Dealers want grades that support markup and resale. In this environment, pressures can emerge that compromise integrity. The fact that a senior reviewer at PSA could unilaterally upgrade cards post-purchase without automatic notification systems in place suggests that the company’s internal controls may not match the scale and value of the market it serves. A company handling billions of dollars worth of card evaluations should have system-level safeguards—automatic alerts when grades are changed, mandatory buyer notification when upgrades occur, and clear audit trails. The absence of these protections contributed to the December incident and leaves open the possibility that other problematic upgrades could occur without detection.
What’s Next for Pokémon Card Authentication and Grading?
The scandal has already prompted some industry evolution. PSA has faced pressure to implement more transparent communication about grade changes and has had to justify its quality control processes more thoroughly. Other grading companies are likely to capitalize on this moment by emphasizing their own integrity measures and customer transparency. For collectors, this could mean more options and hopefully more competition-driven improvements in grading consistency and accountability.
Looking forward, the Pokémon card grading ecosystem will likely move toward greater technological verification and transparency. Blockchain-based authentication, detailed photo documentation, and more rigorous reviewer accountability are all potential improvements that could rebuild trust. The market shift toward Beckett and SGC following the December 2025 scandal suggests that collectors are voting with their submissions and purchases, rewarding companies that maintain perceived integrity. This competitive pressure, combined with the very public nature of the scandal, may ultimately force positive change across the entire grading industry.
Conclusion
The December 2025 PSA scandal wasn’t just a business controversy—it was a fundamental violation of the trust that collectors place in professional grading companies. When a company secretly upgrades cards after accepting buyback offers, it crosses a line from inconsistency into something that resembles manipulation.

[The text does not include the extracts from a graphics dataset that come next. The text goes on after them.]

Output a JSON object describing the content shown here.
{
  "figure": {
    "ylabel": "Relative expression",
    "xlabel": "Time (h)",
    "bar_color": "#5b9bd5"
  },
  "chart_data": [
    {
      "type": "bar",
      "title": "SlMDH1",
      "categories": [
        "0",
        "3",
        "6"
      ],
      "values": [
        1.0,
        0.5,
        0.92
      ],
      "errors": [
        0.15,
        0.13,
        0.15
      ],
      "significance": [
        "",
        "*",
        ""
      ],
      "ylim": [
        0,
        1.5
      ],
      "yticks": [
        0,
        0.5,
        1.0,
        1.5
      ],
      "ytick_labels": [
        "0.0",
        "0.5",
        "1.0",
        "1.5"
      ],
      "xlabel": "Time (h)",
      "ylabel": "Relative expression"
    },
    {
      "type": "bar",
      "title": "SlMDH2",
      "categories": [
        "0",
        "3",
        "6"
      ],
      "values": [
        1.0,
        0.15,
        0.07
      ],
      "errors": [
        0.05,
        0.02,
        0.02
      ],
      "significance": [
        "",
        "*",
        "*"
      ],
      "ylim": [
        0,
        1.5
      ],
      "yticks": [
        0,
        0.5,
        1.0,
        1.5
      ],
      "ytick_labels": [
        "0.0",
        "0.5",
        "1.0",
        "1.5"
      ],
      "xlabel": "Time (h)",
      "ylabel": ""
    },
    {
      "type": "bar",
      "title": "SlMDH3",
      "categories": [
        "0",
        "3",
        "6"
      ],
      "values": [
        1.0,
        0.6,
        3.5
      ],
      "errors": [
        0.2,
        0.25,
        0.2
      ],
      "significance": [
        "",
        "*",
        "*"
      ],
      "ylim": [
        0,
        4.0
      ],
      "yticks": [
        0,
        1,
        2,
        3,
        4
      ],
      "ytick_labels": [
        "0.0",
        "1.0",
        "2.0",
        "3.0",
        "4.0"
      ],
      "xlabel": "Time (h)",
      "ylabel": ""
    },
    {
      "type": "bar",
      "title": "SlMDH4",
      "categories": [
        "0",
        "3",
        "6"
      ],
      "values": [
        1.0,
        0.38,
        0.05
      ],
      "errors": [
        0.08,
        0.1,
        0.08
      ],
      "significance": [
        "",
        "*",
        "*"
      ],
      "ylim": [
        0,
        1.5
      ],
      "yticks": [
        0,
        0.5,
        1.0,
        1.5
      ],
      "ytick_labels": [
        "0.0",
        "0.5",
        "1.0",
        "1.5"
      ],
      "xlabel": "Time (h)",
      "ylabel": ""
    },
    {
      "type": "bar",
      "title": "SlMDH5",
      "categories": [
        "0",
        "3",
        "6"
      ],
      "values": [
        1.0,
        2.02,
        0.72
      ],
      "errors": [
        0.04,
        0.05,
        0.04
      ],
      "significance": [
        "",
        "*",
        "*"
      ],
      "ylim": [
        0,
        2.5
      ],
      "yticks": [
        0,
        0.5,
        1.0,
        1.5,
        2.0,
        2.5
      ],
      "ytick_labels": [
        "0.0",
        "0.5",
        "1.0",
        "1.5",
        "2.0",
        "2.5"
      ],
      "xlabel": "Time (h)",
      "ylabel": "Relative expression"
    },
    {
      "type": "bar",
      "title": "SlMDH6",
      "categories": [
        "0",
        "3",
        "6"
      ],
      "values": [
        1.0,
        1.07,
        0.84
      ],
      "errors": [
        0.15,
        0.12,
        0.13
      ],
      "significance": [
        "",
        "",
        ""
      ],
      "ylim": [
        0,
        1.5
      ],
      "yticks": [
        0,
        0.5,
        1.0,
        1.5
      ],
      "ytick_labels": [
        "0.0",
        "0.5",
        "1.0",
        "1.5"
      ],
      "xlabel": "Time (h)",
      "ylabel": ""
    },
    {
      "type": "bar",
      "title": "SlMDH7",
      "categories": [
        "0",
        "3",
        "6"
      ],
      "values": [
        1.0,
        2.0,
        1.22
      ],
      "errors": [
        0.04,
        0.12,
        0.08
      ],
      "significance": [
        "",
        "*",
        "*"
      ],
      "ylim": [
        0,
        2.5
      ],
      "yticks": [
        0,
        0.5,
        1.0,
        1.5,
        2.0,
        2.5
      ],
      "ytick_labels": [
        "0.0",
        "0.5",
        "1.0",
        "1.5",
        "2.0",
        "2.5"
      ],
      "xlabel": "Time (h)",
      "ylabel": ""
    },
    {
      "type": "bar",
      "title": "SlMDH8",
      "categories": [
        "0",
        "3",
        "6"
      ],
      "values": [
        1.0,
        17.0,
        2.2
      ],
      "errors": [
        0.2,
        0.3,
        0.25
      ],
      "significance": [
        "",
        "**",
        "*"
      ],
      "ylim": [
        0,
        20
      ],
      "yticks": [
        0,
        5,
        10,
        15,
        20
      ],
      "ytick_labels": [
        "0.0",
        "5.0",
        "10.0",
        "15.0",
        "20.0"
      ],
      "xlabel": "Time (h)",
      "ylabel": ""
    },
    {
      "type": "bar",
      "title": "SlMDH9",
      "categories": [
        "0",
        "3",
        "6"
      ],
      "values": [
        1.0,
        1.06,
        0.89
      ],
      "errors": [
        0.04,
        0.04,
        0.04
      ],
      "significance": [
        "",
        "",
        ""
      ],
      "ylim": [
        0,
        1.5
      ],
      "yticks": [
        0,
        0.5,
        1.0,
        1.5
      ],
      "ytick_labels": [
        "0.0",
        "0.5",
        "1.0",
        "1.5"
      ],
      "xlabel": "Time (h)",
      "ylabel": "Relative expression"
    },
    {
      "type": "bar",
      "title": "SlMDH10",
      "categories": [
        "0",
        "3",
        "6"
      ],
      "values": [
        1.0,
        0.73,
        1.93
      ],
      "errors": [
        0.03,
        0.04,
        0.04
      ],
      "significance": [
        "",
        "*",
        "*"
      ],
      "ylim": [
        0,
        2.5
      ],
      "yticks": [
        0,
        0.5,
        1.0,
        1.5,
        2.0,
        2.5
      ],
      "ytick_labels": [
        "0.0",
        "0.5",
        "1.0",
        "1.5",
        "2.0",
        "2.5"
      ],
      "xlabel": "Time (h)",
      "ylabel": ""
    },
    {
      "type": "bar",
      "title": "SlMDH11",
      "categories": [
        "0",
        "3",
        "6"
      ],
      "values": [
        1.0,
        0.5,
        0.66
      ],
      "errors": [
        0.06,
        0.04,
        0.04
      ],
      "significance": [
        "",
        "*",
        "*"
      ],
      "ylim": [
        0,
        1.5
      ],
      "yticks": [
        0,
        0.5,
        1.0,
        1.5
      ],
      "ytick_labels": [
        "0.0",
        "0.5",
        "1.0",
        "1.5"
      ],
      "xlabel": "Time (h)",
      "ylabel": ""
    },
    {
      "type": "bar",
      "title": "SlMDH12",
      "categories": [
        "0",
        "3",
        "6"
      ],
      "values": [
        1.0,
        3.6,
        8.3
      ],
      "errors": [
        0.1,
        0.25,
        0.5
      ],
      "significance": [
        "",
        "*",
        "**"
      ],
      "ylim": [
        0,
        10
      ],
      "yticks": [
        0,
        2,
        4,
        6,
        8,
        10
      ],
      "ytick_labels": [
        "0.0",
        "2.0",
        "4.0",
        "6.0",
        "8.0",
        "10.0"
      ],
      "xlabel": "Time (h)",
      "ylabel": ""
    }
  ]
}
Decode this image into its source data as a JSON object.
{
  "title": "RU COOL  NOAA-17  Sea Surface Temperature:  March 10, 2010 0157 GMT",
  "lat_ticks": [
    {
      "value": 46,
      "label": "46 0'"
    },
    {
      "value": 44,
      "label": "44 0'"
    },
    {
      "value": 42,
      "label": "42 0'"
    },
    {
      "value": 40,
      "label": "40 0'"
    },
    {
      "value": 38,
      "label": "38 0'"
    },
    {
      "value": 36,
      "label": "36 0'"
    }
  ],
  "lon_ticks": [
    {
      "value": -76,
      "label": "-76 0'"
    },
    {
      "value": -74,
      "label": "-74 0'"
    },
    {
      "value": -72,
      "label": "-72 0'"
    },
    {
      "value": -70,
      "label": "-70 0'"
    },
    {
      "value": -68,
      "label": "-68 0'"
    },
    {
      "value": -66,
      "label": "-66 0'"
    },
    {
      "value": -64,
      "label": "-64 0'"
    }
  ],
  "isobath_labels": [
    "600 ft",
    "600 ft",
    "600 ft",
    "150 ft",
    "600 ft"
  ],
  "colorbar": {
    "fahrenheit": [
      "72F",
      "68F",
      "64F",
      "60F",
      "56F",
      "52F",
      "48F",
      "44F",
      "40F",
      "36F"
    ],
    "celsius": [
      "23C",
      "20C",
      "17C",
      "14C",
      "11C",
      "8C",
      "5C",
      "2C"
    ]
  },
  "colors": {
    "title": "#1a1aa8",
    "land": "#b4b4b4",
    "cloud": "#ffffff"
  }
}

The 10 to 20% resale value drops for PSA cards and the 15% increase in submissions to competing graders show that collectors and dealers took this scandal seriously and adjusted their behavior accordingly. For anyone collecting Pokémon cards, the takeaway is clear: don’t assume that a professional grade is final, don’t trust a single grading company without understanding its incentives, and always examine cards carefully before purchase. The grading industry remains essential for the modern card market, but trust must be earned through transparency, consistency, and accountability—not assumed based on brand name alone.